AP/ Patrick: Look at which F/OSS license the dcap library might be distributed under. AP/ Gerd: Talk to Ellert to see if he's happy to help get dcap library into the distributions.

Owen described that, in the mean time, VDT have been asked to fix their libraries so we can link against them.

Open tickets

RT#4584 PnfsManager crashing

After some initial confusion, it seems clear that the issue here is with PnfsManager becoming stuck when given a request for a ID where the database-ID is non-existent. At least one of the initial reports of domain being restarted was due to manual intervention in recovering from the problem: this is for the one in the submitted log file.

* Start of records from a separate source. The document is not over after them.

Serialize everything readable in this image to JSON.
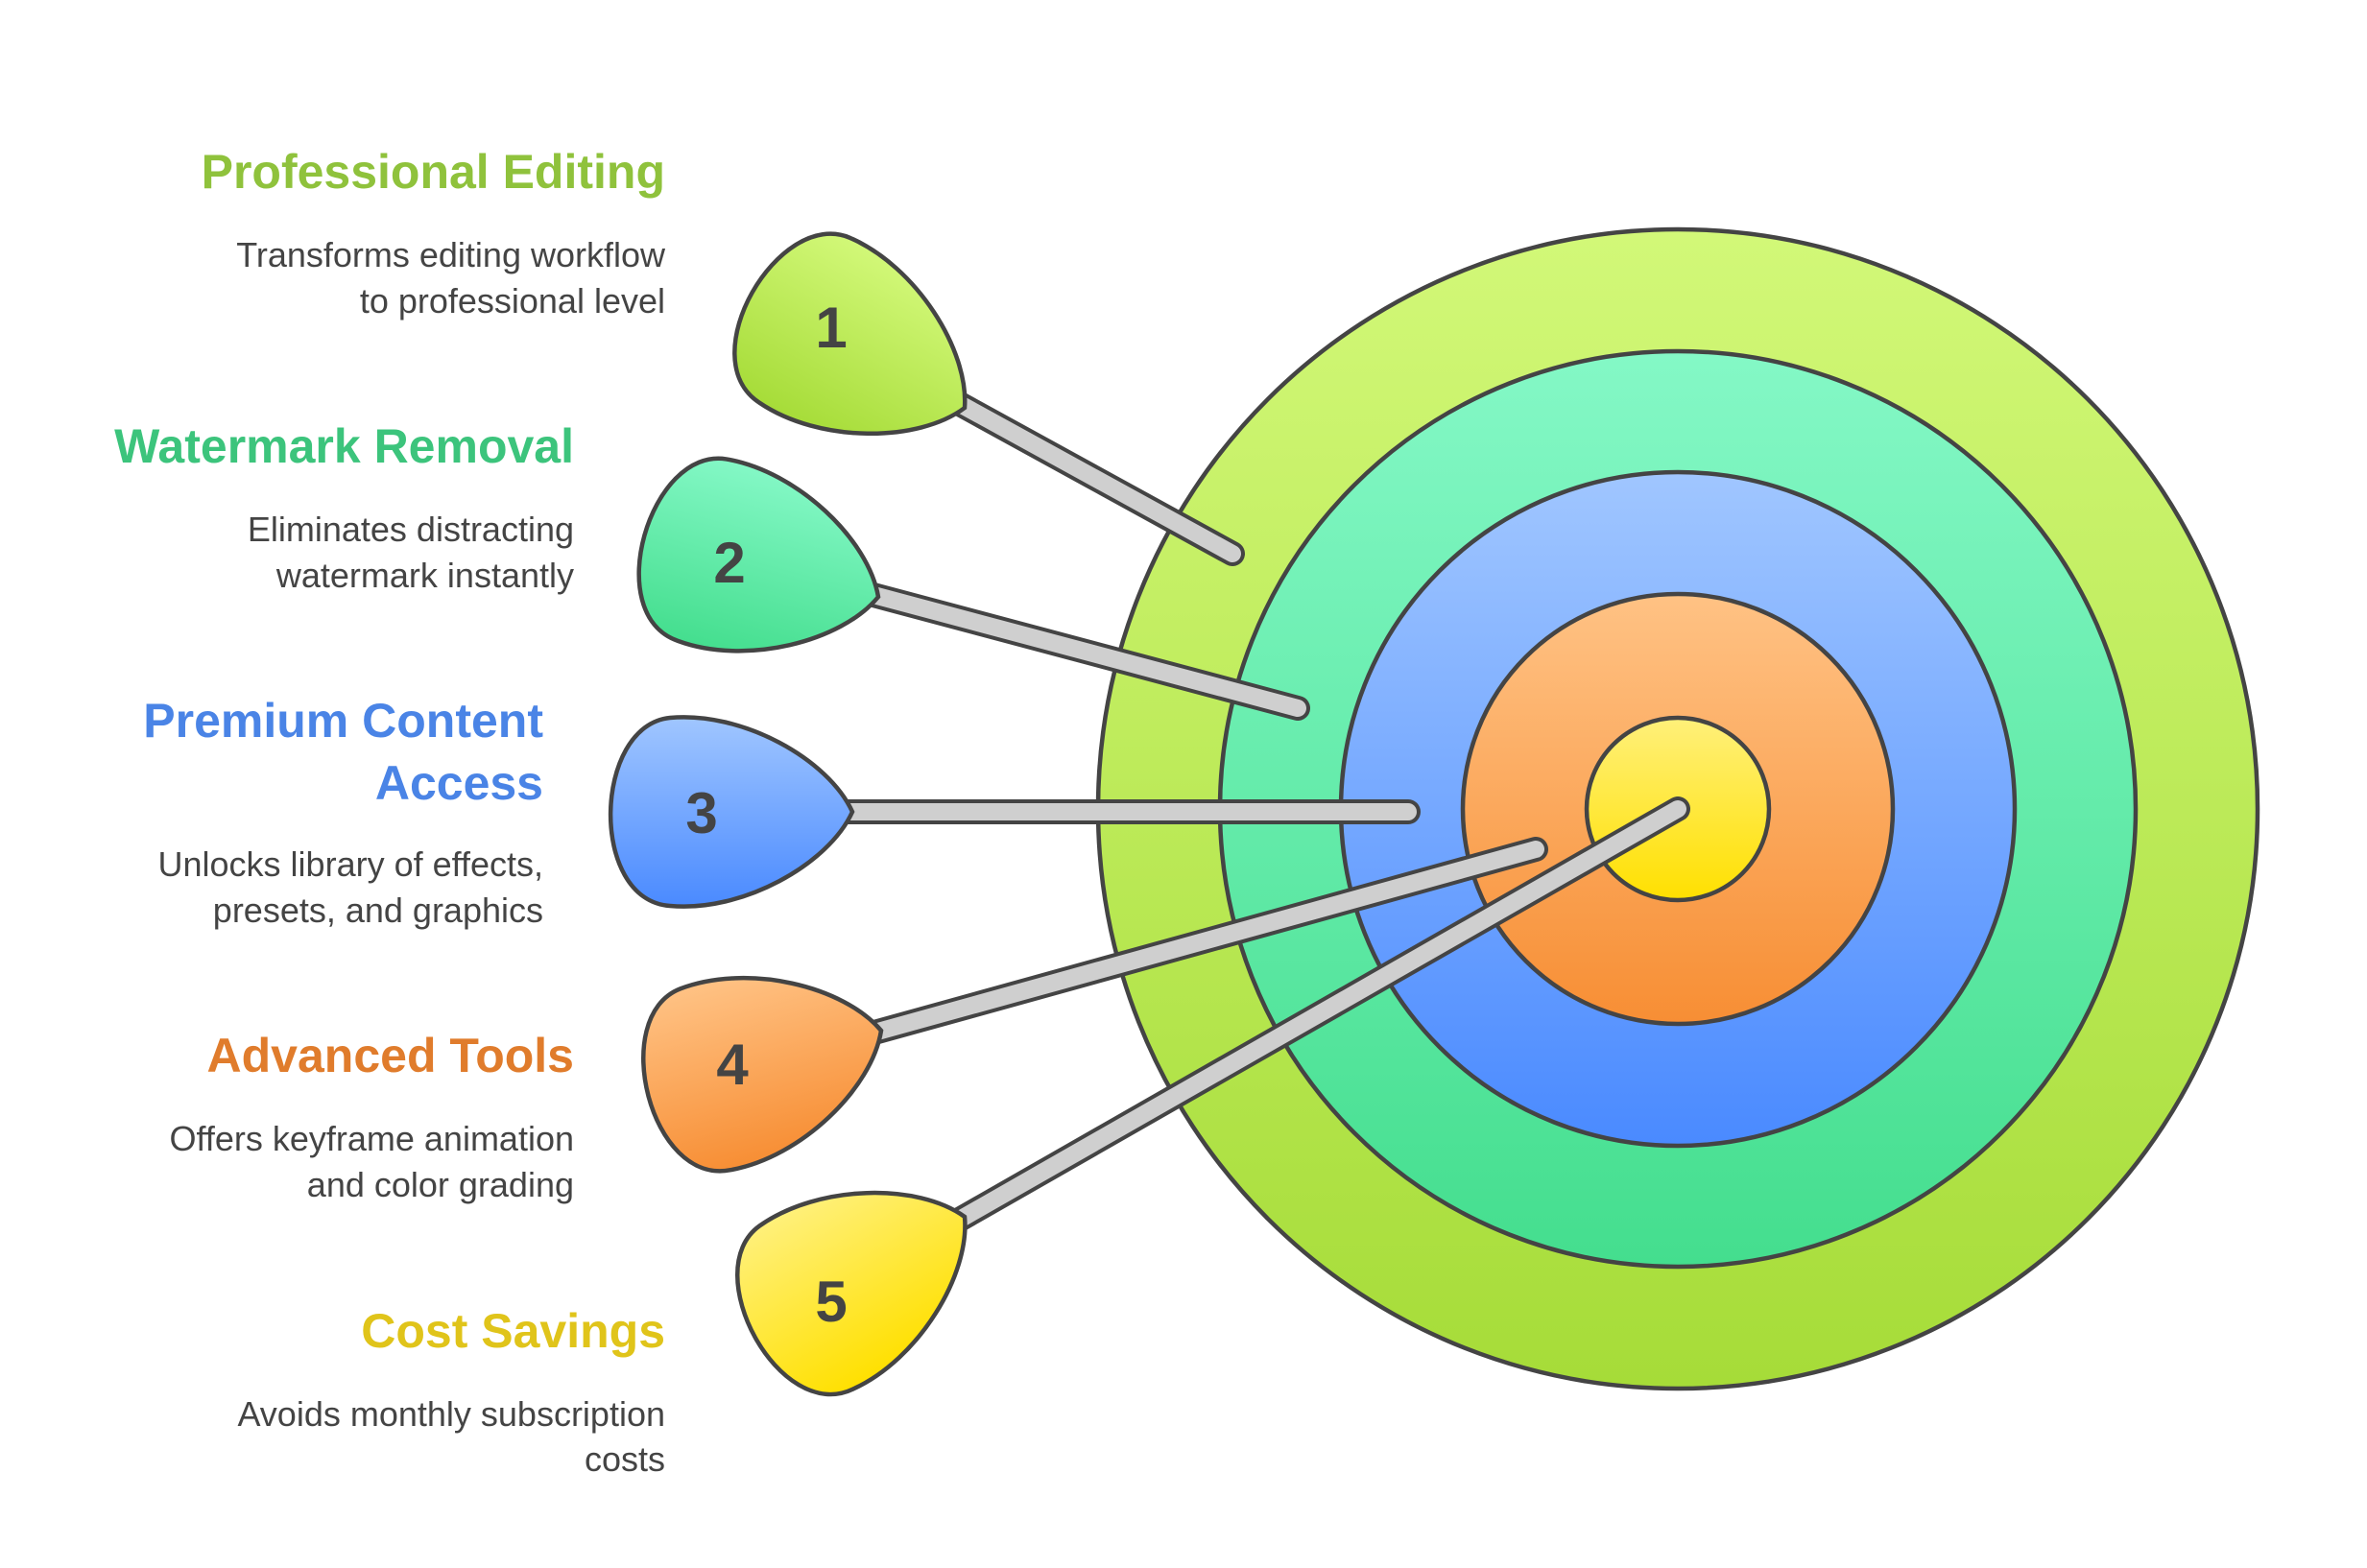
{
  "colors": {
    "outline": "#444444",
    "stick": "#cfcfcf",
    "item1": "#8fc23c",
    "item2": "#3cc47c",
    "item3": "#4a84e6",
    "item4": "#e07c2c",
    "item5": "#e0c41a"
  },
  "target": {
    "rings": [
      "green-outer",
      "teal",
      "blue",
      "orange",
      "yellow-bullseye"
    ]
  },
  "items": [
    {
      "number": "1",
      "title": "Professional Editing",
      "desc_lines": [
        "Transforms editing workflow",
        "to professional level"
      ]
    },
    {
      "number": "2",
      "title": "Watermark Removal",
      "desc_lines": [
        "Eliminates distracting",
        "watermark instantly"
      ]
    },
    {
      "number": "3",
      "title_lines": [
        "Premium Content",
        "Access"
      ],
      "desc_lines": [
        "Unlocks library of effects,",
        "presets, and graphics"
      ]
    },
    {
      "number": "4",
      "title": "Advanced Tools",
      "desc_lines": [
        "Offers keyframe animation",
        "and color grading"
      ]
    },
    {
      "number": "5",
      "title": "Cost Savings",
      "desc_lines": [
        "Avoids monthly subscription",
        "costs"
      ]
    }
  ]
}
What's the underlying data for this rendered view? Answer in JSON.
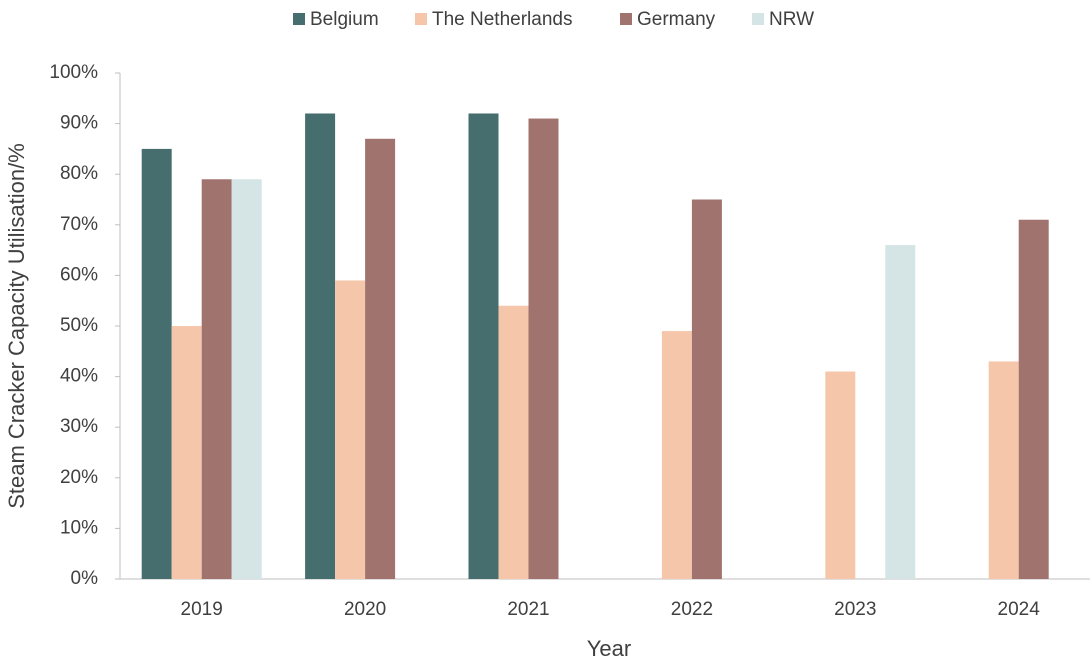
{
  "chart_data": {
    "type": "bar",
    "x_label": "Year",
    "y_label": "Steam Cracker Capacity Utilisation/%",
    "categories": [
      "2019",
      "2020",
      "2021",
      "2022",
      "2023",
      "2024"
    ],
    "series": [
      {
        "name": "Belgium",
        "color": "#466e6e",
        "values": [
          85,
          92,
          92,
          null,
          null,
          null
        ]
      },
      {
        "name": "The Netherlands",
        "color": "#f5c6aa",
        "values": [
          50,
          59,
          54,
          49,
          41,
          43
        ]
      },
      {
        "name": "Germany",
        "color": "#a0736e",
        "values": [
          79,
          87,
          91,
          75,
          null,
          71
        ]
      },
      {
        "name": "NRW",
        "color": "#d5e4e4",
        "values": [
          79,
          null,
          null,
          null,
          66,
          null
        ]
      }
    ],
    "ylim": [
      0,
      100
    ],
    "yticks": [
      {
        "value": 0,
        "label": "0%"
      },
      {
        "value": 10,
        "label": "10%"
      },
      {
        "value": 20,
        "label": "20%"
      },
      {
        "value": 30,
        "label": "30%"
      },
      {
        "value": 40,
        "label": "40%"
      },
      {
        "value": 50,
        "label": "50%"
      },
      {
        "value": 60,
        "label": "60%"
      },
      {
        "value": 70,
        "label": "70%"
      },
      {
        "value": 80,
        "label": "80%"
      },
      {
        "value": 90,
        "label": "90%"
      },
      {
        "value": 100,
        "label": "100%"
      }
    ],
    "grid": false,
    "legend": "top"
  }
}
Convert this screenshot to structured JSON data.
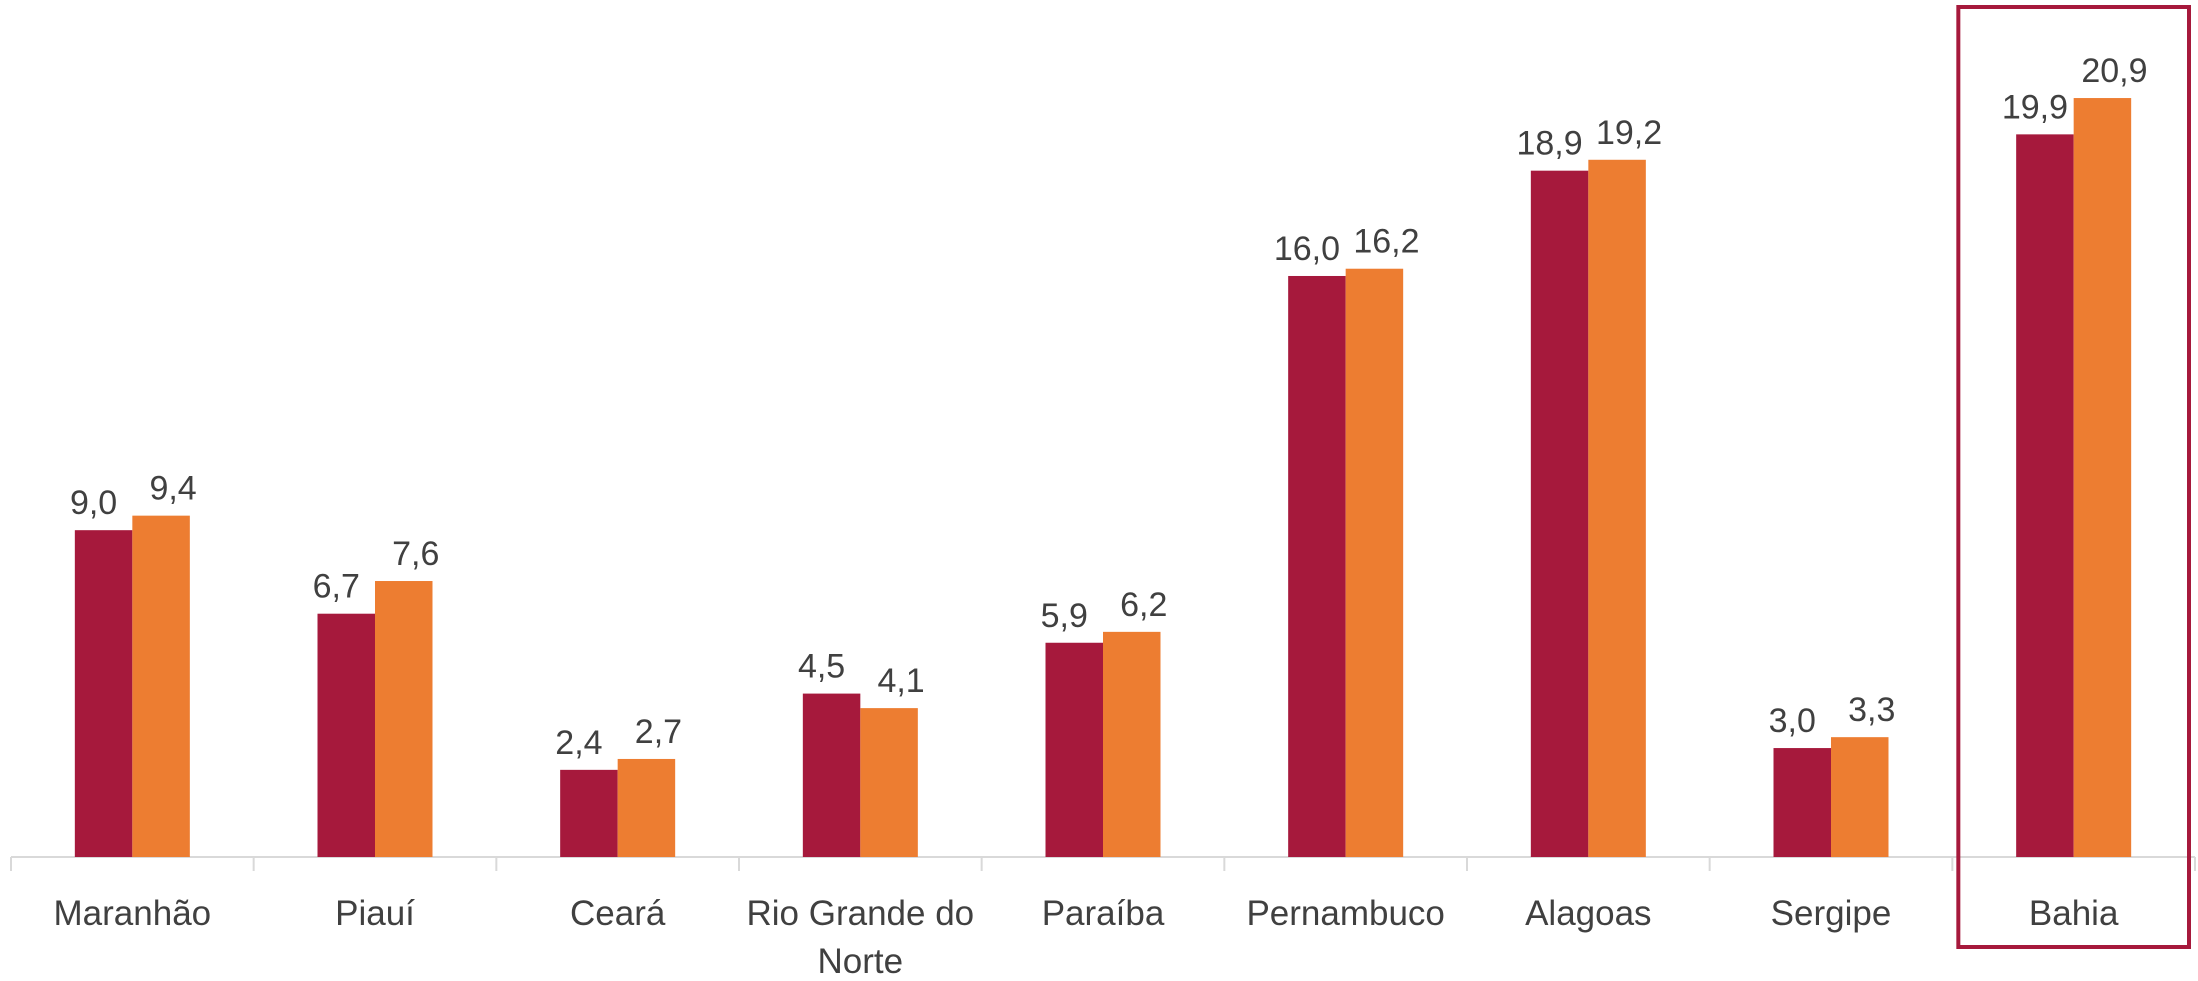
{
  "chart_data": {
    "type": "bar",
    "categories": [
      "Maranhão",
      "Piauí",
      "Ceará",
      "Rio Grande do Norte",
      "Paraíba",
      "Pernambuco",
      "Alagoas",
      "Sergipe",
      "Bahia"
    ],
    "series": [
      {
        "color": "#a6193c",
        "values": [
          9.0,
          6.7,
          2.4,
          4.5,
          5.9,
          16.0,
          18.9,
          3.0,
          19.9
        ],
        "value_labels": [
          "9,0",
          "6,7",
          "2,4",
          "4,5",
          "5,9",
          "16,0",
          "18,9",
          "3,0",
          "19,9"
        ]
      },
      {
        "color": "#ed7d31",
        "values": [
          9.4,
          7.6,
          2.7,
          4.1,
          6.2,
          16.2,
          19.2,
          3.3,
          20.9
        ],
        "value_labels": [
          "9,4",
          "7,6",
          "2,7",
          "4,1",
          "6,2",
          "16,2",
          "19,2",
          "3,3",
          "20,9"
        ]
      }
    ],
    "ylim": [
      0,
      23.6
    ]
  }
}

If this is true then the issue is with PnfsManager message thread blocking on file-system activity. The problem here is in PNFS, rather than PnfsManager and the long-term solution may be difficult.

Someone at DESY should try to reproduce the PnfsManager problem on a virtual machine.

Review of outstanding review requests

Due to the late running of the meeting, this item was skipped.

AOCB

Gerd mentioned that, since we're going to have a 1.9.3 soon, Gerd needs information for the release notes. He's already asked for this, so this is your reminder!

DTNM

"same time, next week" Wednesday 24th June 2009.

Summary of AP

  • AP/ Patrick: come up with deadlines for next releases.
  • AP/ Patrick: contact Brian Bockelman and ask about switching default SRM version for SRM clients from v1 to v2.
  • AP/ Timur: to take control of investigating the BNL pinning-taking-too-long issue, contacting Pedro as necessary.
  • AP/ Patrick: to take control of investigating Jon's multiple tape remount issue, contacting Jon/Fermi? as necessary.
  • AP/ Owen: to look into compiling kerberos-based dcap library on Solaris for Timur.
  • AP/ Patrick: Look at which F/OSS license the dcap library might be distributed under.
  • AP/ Gerd: Talk to Ellert to see if he's happy to help get dcap library into the distributions.